The Michigan Preliminary Consumer Confidence Index for December beat expectations of 76.5 with a reading of 81.4. On the other hand, the US PPI reading excluding food and energy for the month of November was below expectations of 1.5%, with a change of 1.4%. On a monthly basis, a change of 0.1% was recorded and expectations were of a reading at 0.2%. In contrast, the previous US Consumer Price Index for food and energy for November surpassed expectations (monthly) at 0.1% with 0.2% and, on an annual basis, it came as expected at 1.6%. On Thursday, it was announced that the number of Americans seeking unemployment benefits jumped last week to 853,000, the largest number of unemployment claims since last September. The increase in unemployment claims indicated that many US companies are still laying off workers as states re-enforce company closures and consumers avoid shopping, traveling or eating out.
Japanese GDP growth for the third quarter beat expectations (QoQ) of 5% with a change of 5.3%. On an annual basis, GDP growth exceeded expectations by 21.5%, recording 22.9%. On the other hand, total household spending for October missed the expected change of 2.5% with a change of 1.9% year-on-year. Today, the industrial TANKAN reading will be announced from the Japanese central bank, then the industrial production rate will be announced, and there is no important US economic data expected today.
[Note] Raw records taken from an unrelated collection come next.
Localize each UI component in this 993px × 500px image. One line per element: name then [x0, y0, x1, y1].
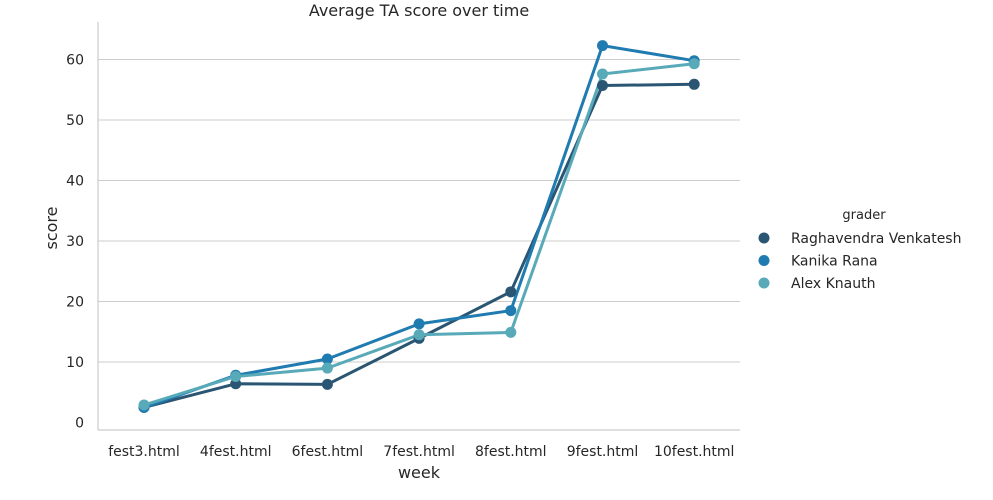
data-point [505, 305, 517, 317]
data-point [597, 40, 608, 52]
data-point [413, 318, 425, 330]
x-tick-label: fest3.html [108, 444, 180, 460]
data-point [505, 326, 517, 338]
series-line-2 [143, 62, 695, 407]
data-point [413, 329, 425, 341]
series-line-0 [143, 82, 695, 409]
y-axis-label: score [42, 207, 61, 250]
y-tick-label: 20 [66, 295, 84, 311]
data-point [321, 362, 333, 374]
gridlines [98, 59, 740, 363]
data-point [597, 80, 608, 92]
data-point [688, 58, 700, 70]
data-point [230, 371, 242, 383]
legend-label-2: Alex Knauth [791, 276, 875, 292]
axes [97, 22, 740, 431]
legend-marker-2 [758, 277, 770, 289]
data-point [321, 353, 333, 365]
legend: grader Raghavendra Venkatesh Kanika Rana A… [758, 208, 961, 292]
x-tick-label: 4fest.html [200, 444, 272, 460]
y-tick-label: 40 [66, 174, 84, 190]
data-point [688, 78, 700, 90]
data-point [138, 399, 150, 411]
series-lines [143, 44, 695, 409]
y-tick-label: 30 [66, 234, 84, 250]
y-tick-label: 60 [66, 53, 84, 69]
x-tick-label: 10fest.html [654, 444, 734, 460]
data-point [321, 378, 333, 390]
y-tick-labels: 0 10 20 30 40 50 60 [66, 53, 84, 432]
legend-marker-0 [758, 232, 770, 244]
legend-label-0: Raghavendra Venkatesh [791, 231, 961, 247]
x-tick-label: 7fest.html [383, 444, 455, 460]
x-tick-label: 8fest.html [475, 444, 547, 460]
legend-marker-1 [758, 255, 770, 266]
y-tick-label: 0 [75, 416, 84, 432]
x-tick-labels: fest3.html 4fest.html 6fest.html 7fest.html… [108, 444, 734, 460]
data-point [505, 286, 517, 298]
chart-title: Average TA score over time [309, 1, 529, 20]
y-tick-label: 50 [66, 113, 84, 129]
y-tick-label: 10 [66, 355, 84, 371]
legend-title: grader [842, 208, 886, 223]
x-tick-label: 9fest.html [567, 444, 639, 460]
x-axis-label: week [398, 463, 441, 482]
data-point [597, 68, 608, 80]
series-line-1 [143, 44, 695, 409]
series-points [138, 40, 700, 413]
legend-label-1: Kanika Rana [791, 254, 878, 270]
x-tick-label: 6fest.html [292, 444, 364, 460]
The US Federal Reserve will meet this week, and they are expected to provide more detailed guidance on how long they will continue their bond-buying program, which may reassure financial markets that purchases will not end anytime soon. Therefore, the Fed could announce other moves, such as shifting more of its purchases to long-term bonds to try to reduce long-term borrowing rates and encourage spending. But most analysts believe the Fed will keep the move in reserve.
Technical analysis of the pair:
In the near term, and according to the performance on the hourly chart, it appears that the USD/JPY is trading within a downward channel. This indicates a slight short-term bearish bias in market sentiment. It is also closer to oversold levels in the 14-hour RSI. Accordingly, bulls will target short-term bounce gains around 104.31 or higher at 104.69. Bears will be looking for short-term gains around 103.68 or lower at 103.29.
In the long term, and according to the performance on the daily chart, it appears that the USD/JPY is trading within a sharp downtrend channel. This indicates a strong long-term downward trend in market sentiment. The pair has now retreated near the 76.40% Fibonacci level. Accordingly, bears will look to extend the current bearish move towards the support at 102.61 or less to the 100% Fibonacci level at 101.17. On the other hand, the bulls will target profits at 61.80% and 50% Fibonacci at 105.17 and 106.41, respectively.